Takemitsu’s score for the great battle scene in Ran; the sounds of battle are muted, so all you can hear is the beautifully mournful music.
Appropriated Orientalism:
Lalo Schifrin for Enter the Dragon.
Carl Stalling for”Operation Snafu,” one of a series of Looney Toons produced (by a company led by Theodore “Dr. Seuss” Geisel”) as WWII propaganda.
John Corigiliano’s score for Altered States, which Byron offered as an example of really intrusive film music (the clip was of William Hurt’s peyote trip). As Byron said, really killing stuff.
The Heiress, a Montgomery Clift/Olivia DeHaviland melodrama with score by Aaron Copland.
A brief audience exchange:
BYRON, talking about Olivia DeHaviland in THE HEIRESS: She was bad.
SEPTUAGENARIAN PICKFORD REGULAR, incredulously: You’re saying she was bad?

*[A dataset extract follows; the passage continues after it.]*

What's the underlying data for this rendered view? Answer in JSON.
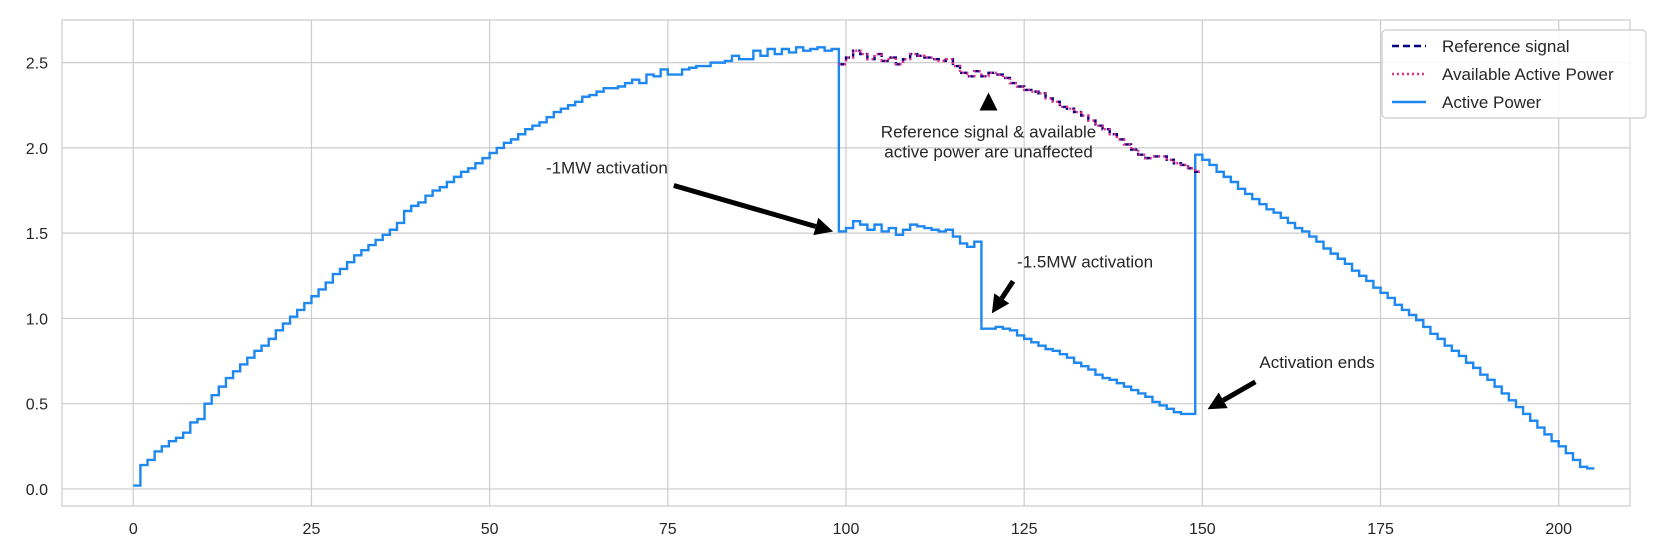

BYRON: In a good way. In my community, bad means something
different from what it means in your community. And I respect
that.
Under “adapatations,” Byron ran an Ernie Kovacs clip set to Stravinsky’s Firebird.
Another adapation: the prison riot scene from Natural Born Killers set to music by Nusrat Fateh Ali Khan. Byron noted the complete disconnect between music that was likely about God, and the horrific scene of carnage. Yet somehow it worked — why?
Byron ended with a clip of Ernie Kovacs “Nairobi trio” routine. Three actors in monkey masks; one handed a second blocks; a third played vibes to “Solfeggio”. A diverse and illuminating program.